Rebelote en février 2012. La campagne présidentielle bat son plein et les candidats, dont Marine Le Pen, multiplient les meetings. C’est à ce moment-là que Jean-Marie Le Pen lance une énième provocation. Pour conclure son discours lors de la convention présidentielle du FN, il cite un poème de l'écrivain collaborationniste Robert Brasillach, fusillé après la seconde guerre mondiale. Et crée une nouvelle fois le scandale. De quoi monopoliser l’attention pendant quelques jours et braquer les spots sur le FN.

Islam, homosexualité… toujours les mêmes thèmes

Jean-Marie Le Pen connaît la recette du scandale. Pour faire parler, il use des mêmes thèmes qu’il décline à toutes les sauces. D’abord, l'islam. "Le phénomène d'immigration massive est aggravé chez nous par un fait religieux : une grande partie de ces immigrés sont des musulmans, une religion qui a une vocation conquérante, d'autant plus conquérante qu'elle se sent forte et qu'ils se sentent nombreux", explique-t-il le 20 mai devant ses militants. En 2012, il avait déjà qualifié d'"immigration-invasion" les "deux cents millions de musulmans à nos portes, au sud de la Méditerranée".

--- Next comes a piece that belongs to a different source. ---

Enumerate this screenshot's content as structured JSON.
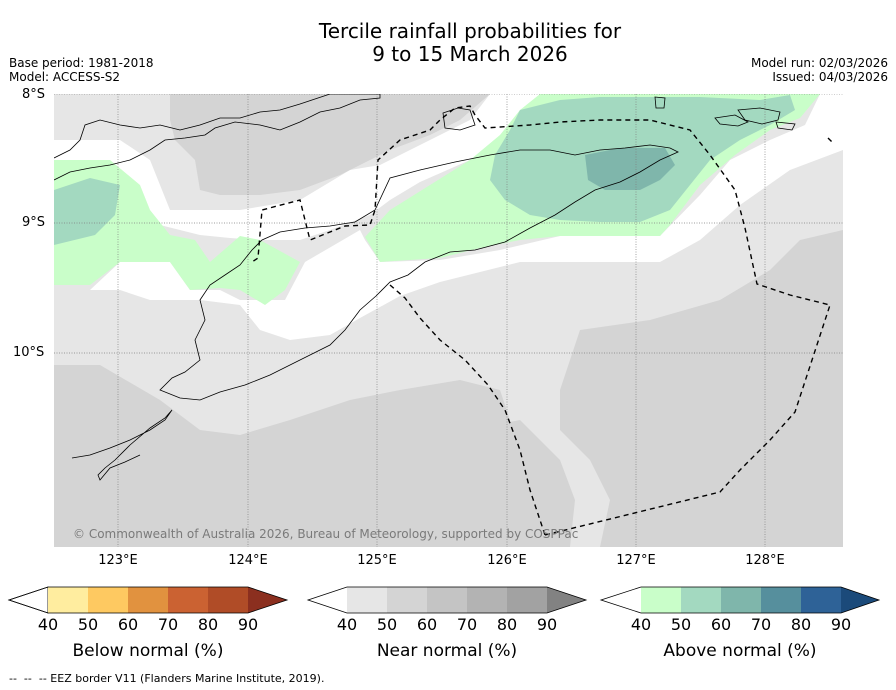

Vient ensuite l’homosexualité, qu’il considérait déjà en 1984 comme "une anomalie biologique et sociale", rappelait Le Post. En 1997, en visite à Mantes-la-Jolie (Yvelines) en soutien à sa fille Marie-Caroline, candidate aux législatives, il avait hurlé devant les caméras, à l'adresse d'un jeune homme : "Je vais te faire courir moi, tu vas voir, rouquin, pédé !"  


Jean-Marie Le Pen se bagarre à Mantes-la-Jolie... par Jean-Marie_Le_Pen

Dix ans plus tard, rappelle L'Express, il s’en prend à nouveau aux homosexuels lors du congrès de la Fédération nationale de la chasse : "Dans le Marais de Paris, on peut chasser le chapon sans date d'ouverture ou de fermeture."

La face cachée de la "dédiabolisation"

Avec ses propos récents, Jean-Marie Le Pen va à contre-courant de la stratégie de "dédiabolisation" du FN, entreprise par sa fille lors de la dernière campagne présidentielle. Au lendemain du scrutin, elle crée ainsi le Rassemblement bleu Marine pour élargir la base électorale du parti d’extrême droite.

Une coalition pour "les tièdes, ceux qui ne sont pas FN pur jus", juge le père Le Pen, cité par Le Nouvel Obs, garant quant à lui de l’électorat traditionnel du FN. En plus d’attirer l’attention médiatique, les multiples provocations du président d’honneur permettent aussi de rassembler les membres les plus radicaux du parti.

Dans une lettre ouverte publiée sur Le Plus du Nouvel Obs, le politologue Thomas Guénolé se refuse à faire le jeu de Jean-Marie Le Pen : "Je ne tomberai pas dans le panneau de vous jeter l’anathème moral, déclare-t-il. Je n’y tomberai pas, parce que je sais trop bien que c’est ce genre de réaction que vous espérez, que vous attendez, et dont vous jouissez."